Towns in Australia

Exploring Australia, town by town

Grandchester QLD

Grandchester

Postcode: 4340

Formerly known as Bigges Camp, Grandchester is a town in the Lockyer Valley region in South East Queensland, Australia. It is located 76km west of the Brisbane CBD and is situated on the border of the Ipswich and Laidley local government areas. The name come from the village outside of Cambridge in England.

Grandchester is home to the first narrow gauge mainline railway in the world. The first track opened to traffic in 1865 between Ipswich and terminated at this small town.
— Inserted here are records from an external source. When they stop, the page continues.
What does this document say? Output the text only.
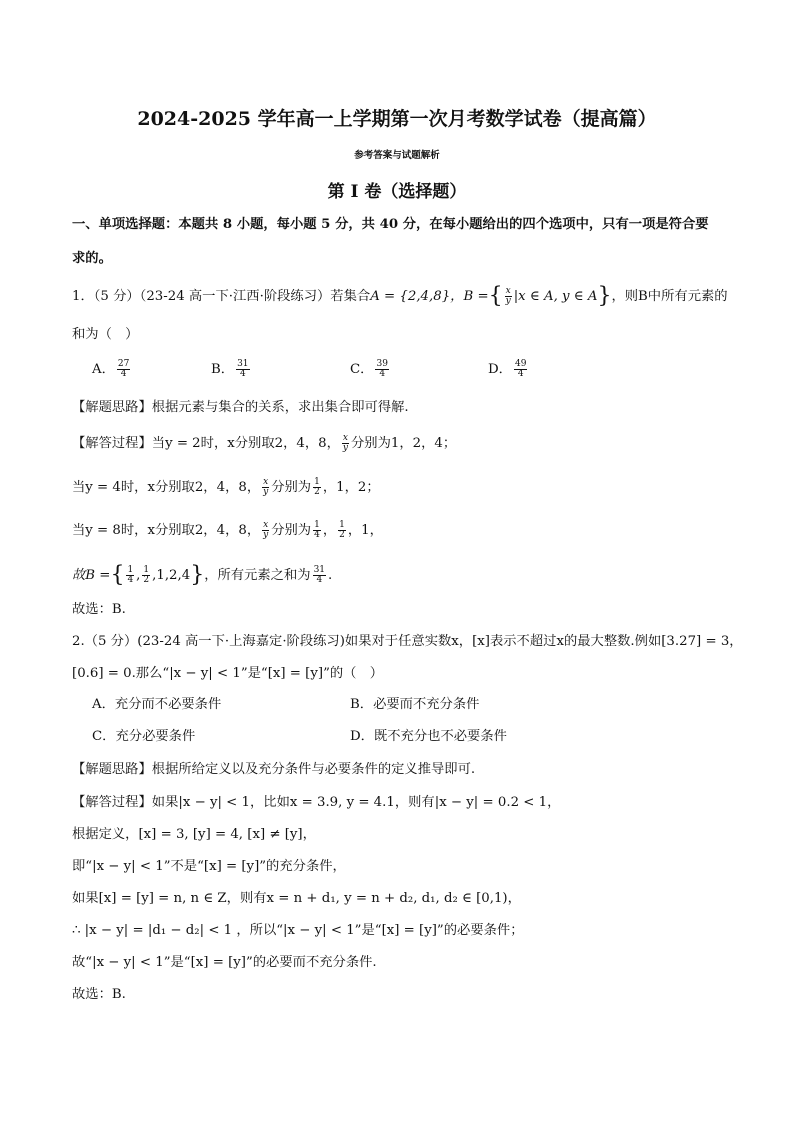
2024-2025 学年高一上学期第一次月考数学试卷（提高篇）
参考答案与试题解析
第 I 卷（选择题）
一、单项选择题：本题共 8 小题，每小题 5 分，共 40 分，在每小题给出的四个选项中，只有一项是符合要
求的。
1．（5 分）（23-24 高一下·江西·阶段练习）若集合A = {2,4,8}，B ={ $\frac{x}{y} |x$ ∈ A, y ∈ A}，则B中所有元素的
和为（　）
A． $\frac{27}{4}$	B． $\frac{31}{4}$	C． $\frac{39}{4}$	D． $\frac{49}{4}$
【解题思路】根据元素与集合的关系，求出集合即可得解.
【解答过程】当y = 2时，x分别取2，4，8， $\frac{x}{y}$ 分别为1，2，4；
当y = 4时，x分别取2，4，8， $\frac{x}{y}$ 分别为 $\frac{1}{2}$ ，1，2；
当y = 8时，x分别取2，4，8， $\frac{x}{y}$ 分别为 $\frac{1}{4}$ ， $\frac{1}{2}$ ，1，
故B ={ $\frac{1}{4}$ , $\frac{1}{2} ,1,2,4$}，所有元素之和为 $\frac{31}{4}$ .
故选：B.
2.（5 分）(23-24 高一下·上海嘉定·阶段练习)如果对于任意实数x，[x]表示不超过x的最大整数.例如[3.27] = 3，
[0.6] = 0.那么“|x − y| < 1”是“[x] = [y]”的（　）
A．充分而不必要条件	B．必要而不充分条件
C．充分必要条件	D．既不充分也不必要条件
【解题思路】根据所给定义以及充分条件与必要条件的定义推导即可.
【解答过程】如果|x − y| < 1，比如x = 3.9, y = 4.1，则有|x − y| = 0.2 < 1，
根据定义，[x] = 3, [y] = 4, [x] ≠ [y]，
即“|x − y| < 1”不是“[x] = [y]”的充分条件，
如果[x] = [y] = n, n ∈ Z，则有x = n + d₁, y = n + d₂, d₁, d₂ ∈ [0,1)，
∴ |x − y| = |d₁ − d₂| < 1 ，所以“|x − y| < 1”是“[x] = [y]”的必要条件；
故“|x − y| < 1”是“[x] = [y]”的必要而不充分条件.
故选：B.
Grandchester was the home of the last known surviving steam-powered flat-belt sawmill in Queensland. The engine powering it was manufactured in 1910.

The Grandchester area was first explored by Allan Cunningham who came through the area in May 1829. Cunningham’s party camped beside what is now known as the Railway Lagoon while searching for the Brisbane River.

It was little more than a watering hole for transients until the arrival of the railway from Ipswich in 1865. This short section of railway line was the first railway built in Queensland and Governor Bowen, feeling that the railway terminus deserved something better than Bigges Camp, renamed the site Grandchester.

For all the interest that the local history has – and the railway station is listed by the National Trust – it is the Grandchester Sawmill which is the town’s treasure. The sawmill began production in 1945 and today it uses a steam engine which was manufactured in 1911. In an age of environmental awareness the Grandchester Steam Sawmill is a reminder of the extraordinary economies which can be had from the use of steam. The owner actually fires the steam engine with the sawdust produced by the mill. This is a wonderfully rational and efficient use of resources. The sawdust heats the water which drives the engine which cuts the timber producing sawdust which heats the water and so on.